Pellegrino, questa mattina, non era nell’aula della quarta sezione penale di via Crispi. Presente invece il suo legale, l’avvocato Luca Mirone, al quale nelle prossime udienze si affiancherà il collega Giuseppe Lipera. A presenziare, invece, è stato uno degli altri illustri imputati: Biagio Susinni. L’ex sindaco di Mascali deve rispondere dell’accusa di avere fatto parte della catena di comando creata per raccogliere consensi in favore di Pellegrino, o meglio di avere deviato sul giovane politico catanese quei voti che in un primo momento sarebbero dovuti andare ad Ascenzio Maesano.
Quest’ultimo – anche lui imputato per il reato di corruzione elettorale – avrebbe voluto provare a diventare onorevole all’Ars, sulla scia della terza esperienza da sindaco di Aci Catena. Una candidatura alle Regionali che sarebbe stata preparata oltre un anno prima del voto ma che poi è tramontata con l’arresto del 10 ottobre 2016, quando gli uomini della Dia bloccarono l’allora primo cittadino e un ex funzionario – nei mesi scorsi condannati in via definitiva a poco meno di tre anni – pochi mesi dopo essersi intascati una mazzetta da 20mila euro da un imprenditore. Maesano, che attualmente si trova nella casa di reclusione di San Cataldo per gli effetti della legge Spazzacorrotti, non era presente in aula. I suoi legali, tuttavia, non hanno sollevato eccezioni in merito al possibile legittimo impedimento, come invece fatto poche settimane fa in occasione dell’udienza per il processo Gorgoni, dove il politico catenoto deve rispondere di corruzione nell’ambito dei rapporti con l’impresa di raccolta rifiuti Senesi.
Tornando ai fatti legati a Pellegrino e al padre di quest’ultimo, Filippo, pure lui accusato di essersi impegnato nella ricerca di voti dietro compensi, va ricordato che per i magistrati, i due si sarebbero adoperati tra Catania, Acireale, Aci Catena, Vizzini e Ramacca.

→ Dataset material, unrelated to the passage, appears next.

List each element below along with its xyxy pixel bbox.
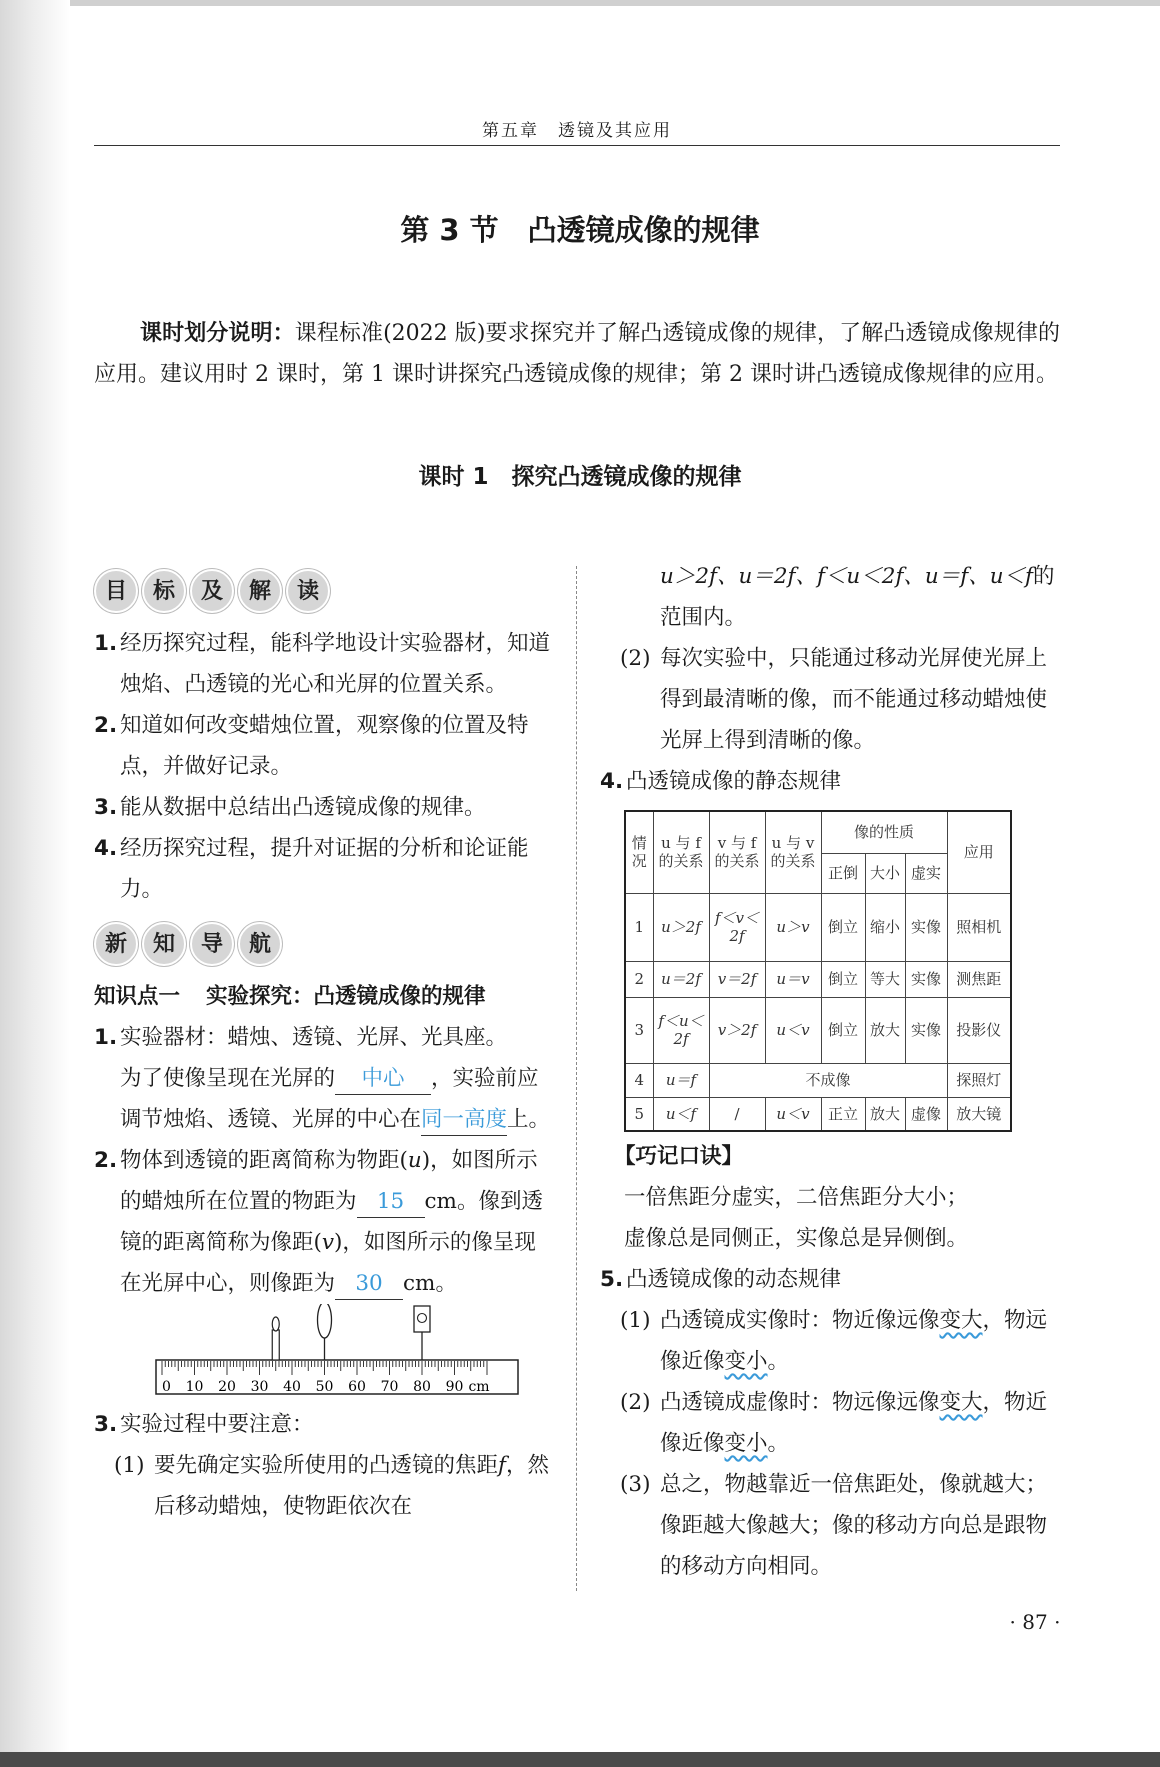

Nel banco degli imputati, per questo, si presenteranno anche una lunga serie di presunti portatori di voti e galoppini. Il prezzo del consenso sarebbe stato in più casi fissato in 50 euro a preferenza. Ma non sarebbero mancati i contributi forfettari che avrebbero consentito l’organizzazione di piccoli eventi di paese.
A restare ancora aperto, intanto, è il secondo filone dell’indagine in cui trova spazio, oltre alla corruzione elettorale semplice anche l’ipotesi di voto di scambio politico-mafioso. La notizia, data in esclusiva da MeridioNews a giugno dello scorso anno, è trapelata dopo la ricezione da parte di 15 persone di una notifica per accertamenti irripetibili su cellulare di Pellegrino. A essere indagati in questa seconda inchiesta sono anche Susinni e l’ex deputato regionale ripostese Nino Amendolia, mentre non compare Maesano. Presenti, invece, diversi altri politici catenoti, tra i quali l’attuale consigliere e già candidato sindaco del Pd, Francesco Petralia, e il padre della candidata sindaca per la Lega Nord ad Acireale alle scorse Amministrative.